The UCC law society event, chaired by Mr Justice Bryan McMahon, focused on the changes in media law and the implications that online commentary and international dimensions had on existing measures.
During a questions and answers session, Mr Justice McMahon detailed some of the difficulties people can experience when they have been defamed online, particularly by anonymous commentary.
He said it did not require sophisticated organisation to become an online publisher and away from formal chat rooms, it could be difficult to track down and serve the people responsible.
Defamation law specialist John Maher said people needed to looked at what kind of laws they wanted to build around defamation.

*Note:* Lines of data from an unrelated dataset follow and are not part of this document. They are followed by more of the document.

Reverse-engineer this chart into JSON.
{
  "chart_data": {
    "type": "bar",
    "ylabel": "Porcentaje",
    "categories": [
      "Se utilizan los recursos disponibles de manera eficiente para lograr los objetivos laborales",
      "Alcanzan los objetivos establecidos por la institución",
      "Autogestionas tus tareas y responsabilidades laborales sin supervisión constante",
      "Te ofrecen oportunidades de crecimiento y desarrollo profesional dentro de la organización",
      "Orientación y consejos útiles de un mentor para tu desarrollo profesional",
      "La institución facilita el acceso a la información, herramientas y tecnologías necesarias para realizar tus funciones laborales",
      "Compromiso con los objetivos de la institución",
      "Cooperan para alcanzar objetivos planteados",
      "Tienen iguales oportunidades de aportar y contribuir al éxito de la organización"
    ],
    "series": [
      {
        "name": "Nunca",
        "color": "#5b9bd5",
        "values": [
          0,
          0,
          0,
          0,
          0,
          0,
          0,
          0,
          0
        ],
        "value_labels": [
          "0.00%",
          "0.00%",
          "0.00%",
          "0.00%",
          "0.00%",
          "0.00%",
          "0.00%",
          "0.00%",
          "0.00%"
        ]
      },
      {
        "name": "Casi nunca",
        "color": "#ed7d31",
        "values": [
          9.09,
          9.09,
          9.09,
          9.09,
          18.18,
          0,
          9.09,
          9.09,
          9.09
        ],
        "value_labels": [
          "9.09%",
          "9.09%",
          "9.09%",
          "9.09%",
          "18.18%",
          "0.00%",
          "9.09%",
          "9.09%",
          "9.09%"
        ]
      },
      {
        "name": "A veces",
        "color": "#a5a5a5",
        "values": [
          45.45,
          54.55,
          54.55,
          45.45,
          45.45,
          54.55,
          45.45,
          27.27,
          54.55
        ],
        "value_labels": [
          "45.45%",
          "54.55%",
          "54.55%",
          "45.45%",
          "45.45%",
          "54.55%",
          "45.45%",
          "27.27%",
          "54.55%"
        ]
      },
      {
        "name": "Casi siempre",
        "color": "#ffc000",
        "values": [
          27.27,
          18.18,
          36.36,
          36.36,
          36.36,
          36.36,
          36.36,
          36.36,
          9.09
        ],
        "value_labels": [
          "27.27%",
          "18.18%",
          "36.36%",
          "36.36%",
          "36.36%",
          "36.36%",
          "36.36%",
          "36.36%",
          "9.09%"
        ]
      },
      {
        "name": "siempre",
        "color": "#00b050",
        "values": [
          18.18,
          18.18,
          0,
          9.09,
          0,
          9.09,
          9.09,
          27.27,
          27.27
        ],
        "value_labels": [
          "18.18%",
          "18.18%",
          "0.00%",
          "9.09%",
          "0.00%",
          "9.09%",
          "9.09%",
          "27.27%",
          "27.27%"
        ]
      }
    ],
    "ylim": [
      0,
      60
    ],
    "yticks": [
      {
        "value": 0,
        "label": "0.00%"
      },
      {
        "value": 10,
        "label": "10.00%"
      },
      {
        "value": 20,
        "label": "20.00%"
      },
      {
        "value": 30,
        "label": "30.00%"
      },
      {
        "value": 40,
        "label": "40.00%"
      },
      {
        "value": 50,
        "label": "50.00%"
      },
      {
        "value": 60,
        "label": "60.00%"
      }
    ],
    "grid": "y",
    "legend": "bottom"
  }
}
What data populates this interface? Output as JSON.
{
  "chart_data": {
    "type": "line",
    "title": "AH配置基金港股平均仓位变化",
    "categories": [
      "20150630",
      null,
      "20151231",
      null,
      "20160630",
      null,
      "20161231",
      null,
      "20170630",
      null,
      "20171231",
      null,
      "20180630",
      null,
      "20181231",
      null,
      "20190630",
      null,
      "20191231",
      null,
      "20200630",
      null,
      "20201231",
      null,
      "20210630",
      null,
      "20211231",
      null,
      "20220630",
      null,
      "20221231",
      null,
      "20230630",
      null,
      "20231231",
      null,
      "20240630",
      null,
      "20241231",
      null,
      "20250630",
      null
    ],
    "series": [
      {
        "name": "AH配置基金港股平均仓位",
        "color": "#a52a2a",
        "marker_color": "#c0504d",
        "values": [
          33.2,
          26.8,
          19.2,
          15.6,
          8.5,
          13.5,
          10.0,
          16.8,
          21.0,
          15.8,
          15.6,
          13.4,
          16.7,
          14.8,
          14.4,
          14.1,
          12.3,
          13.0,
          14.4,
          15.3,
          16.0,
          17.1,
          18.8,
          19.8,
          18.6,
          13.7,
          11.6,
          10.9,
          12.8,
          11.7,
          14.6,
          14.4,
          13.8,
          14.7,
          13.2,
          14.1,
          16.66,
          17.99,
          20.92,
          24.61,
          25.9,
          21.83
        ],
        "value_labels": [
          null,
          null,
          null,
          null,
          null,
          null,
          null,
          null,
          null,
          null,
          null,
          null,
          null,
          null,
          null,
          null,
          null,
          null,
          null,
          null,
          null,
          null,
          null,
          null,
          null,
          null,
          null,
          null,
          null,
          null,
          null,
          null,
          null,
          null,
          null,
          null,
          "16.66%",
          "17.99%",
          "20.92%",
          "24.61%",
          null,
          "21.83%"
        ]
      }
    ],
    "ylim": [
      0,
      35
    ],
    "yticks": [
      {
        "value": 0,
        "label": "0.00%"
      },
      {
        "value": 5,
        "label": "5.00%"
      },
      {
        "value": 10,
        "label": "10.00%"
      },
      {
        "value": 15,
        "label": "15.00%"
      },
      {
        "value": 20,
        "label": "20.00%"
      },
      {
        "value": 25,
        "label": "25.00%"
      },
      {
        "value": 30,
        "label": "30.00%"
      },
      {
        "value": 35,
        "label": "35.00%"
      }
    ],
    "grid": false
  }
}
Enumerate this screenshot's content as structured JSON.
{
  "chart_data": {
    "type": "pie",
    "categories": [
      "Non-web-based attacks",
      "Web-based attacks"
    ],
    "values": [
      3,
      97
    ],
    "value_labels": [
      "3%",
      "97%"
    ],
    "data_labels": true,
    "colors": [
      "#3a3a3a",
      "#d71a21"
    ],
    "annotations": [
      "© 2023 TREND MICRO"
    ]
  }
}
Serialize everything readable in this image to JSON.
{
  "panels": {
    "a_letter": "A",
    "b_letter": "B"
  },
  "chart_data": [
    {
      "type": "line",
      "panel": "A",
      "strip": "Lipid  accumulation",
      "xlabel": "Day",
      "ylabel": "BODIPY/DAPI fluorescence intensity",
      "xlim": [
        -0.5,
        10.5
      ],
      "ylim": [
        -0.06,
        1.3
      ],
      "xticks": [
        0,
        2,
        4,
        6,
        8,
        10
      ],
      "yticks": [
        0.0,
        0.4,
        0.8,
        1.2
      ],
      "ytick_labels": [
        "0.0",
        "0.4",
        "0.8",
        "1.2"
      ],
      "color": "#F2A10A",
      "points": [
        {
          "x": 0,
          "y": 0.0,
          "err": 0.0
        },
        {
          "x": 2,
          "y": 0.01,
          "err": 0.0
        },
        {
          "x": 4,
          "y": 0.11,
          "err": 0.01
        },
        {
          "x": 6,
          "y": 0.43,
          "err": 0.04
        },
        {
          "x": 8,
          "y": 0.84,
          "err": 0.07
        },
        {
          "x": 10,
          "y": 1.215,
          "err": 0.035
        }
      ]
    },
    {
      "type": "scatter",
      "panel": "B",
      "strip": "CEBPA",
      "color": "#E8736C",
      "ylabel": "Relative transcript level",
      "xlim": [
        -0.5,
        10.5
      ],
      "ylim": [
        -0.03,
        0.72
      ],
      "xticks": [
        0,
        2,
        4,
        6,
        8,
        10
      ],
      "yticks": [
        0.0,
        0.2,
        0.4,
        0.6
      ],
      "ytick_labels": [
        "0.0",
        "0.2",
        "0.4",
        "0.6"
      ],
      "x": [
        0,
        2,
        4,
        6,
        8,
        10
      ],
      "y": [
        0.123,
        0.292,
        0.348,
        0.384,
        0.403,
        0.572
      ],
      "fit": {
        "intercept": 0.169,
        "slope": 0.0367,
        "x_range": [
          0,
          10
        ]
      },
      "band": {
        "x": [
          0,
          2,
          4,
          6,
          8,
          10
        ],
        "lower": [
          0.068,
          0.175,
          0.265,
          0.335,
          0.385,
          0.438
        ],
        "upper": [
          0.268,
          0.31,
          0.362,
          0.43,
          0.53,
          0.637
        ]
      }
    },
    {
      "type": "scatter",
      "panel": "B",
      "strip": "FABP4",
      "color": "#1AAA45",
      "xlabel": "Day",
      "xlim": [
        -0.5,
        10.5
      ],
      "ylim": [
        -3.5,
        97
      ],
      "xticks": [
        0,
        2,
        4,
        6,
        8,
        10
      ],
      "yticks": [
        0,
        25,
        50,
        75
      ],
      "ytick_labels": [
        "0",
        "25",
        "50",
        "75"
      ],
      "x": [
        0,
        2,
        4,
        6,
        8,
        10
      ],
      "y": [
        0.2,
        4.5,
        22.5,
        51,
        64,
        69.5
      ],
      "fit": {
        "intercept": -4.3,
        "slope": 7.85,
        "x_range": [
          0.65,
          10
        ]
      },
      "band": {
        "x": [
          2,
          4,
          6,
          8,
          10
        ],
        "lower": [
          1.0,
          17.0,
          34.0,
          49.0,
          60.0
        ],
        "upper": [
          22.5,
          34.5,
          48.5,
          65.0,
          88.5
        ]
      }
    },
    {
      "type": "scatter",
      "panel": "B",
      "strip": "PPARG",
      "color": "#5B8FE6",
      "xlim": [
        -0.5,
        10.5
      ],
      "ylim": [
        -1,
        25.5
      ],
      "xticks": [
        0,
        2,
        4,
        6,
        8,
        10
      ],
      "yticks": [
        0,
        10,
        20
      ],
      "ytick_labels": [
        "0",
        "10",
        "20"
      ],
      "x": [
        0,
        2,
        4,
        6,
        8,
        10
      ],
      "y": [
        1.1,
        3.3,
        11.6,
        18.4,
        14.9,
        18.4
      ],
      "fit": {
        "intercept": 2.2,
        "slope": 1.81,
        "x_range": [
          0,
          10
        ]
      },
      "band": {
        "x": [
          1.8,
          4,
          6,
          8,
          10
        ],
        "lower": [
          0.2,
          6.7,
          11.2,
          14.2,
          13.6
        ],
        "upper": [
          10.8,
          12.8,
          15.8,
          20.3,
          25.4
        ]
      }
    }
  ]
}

He said the law had to come back what we see as core “human values” and what we want to protect as a society. He said too often the discussion on defamation was guided by the last prominent case rather than standing back and looking at the application of the laws as a whole.
Similar problems were raised in the area of privacy by Trinity College law professor, Eoin O’Dell.
He said that over the last 20 years, people had incrementally surrendered their privacy rights without being aware of the consequences or considering what is appropriate.
People needed to rethink the philosophy that privacy was a question of what happened behind a person’s front door. “Victorian concepts of privacy that is incongruent with the reality of modern life,” he said.
Press ombudsman John Horgan said the controversial Royal Charter adopted in Britain to regulate the press had gone too far because it created an unnecessary legal dimension.
“We are at the bridge between yesterday’s problems and tomorrow’s problems.”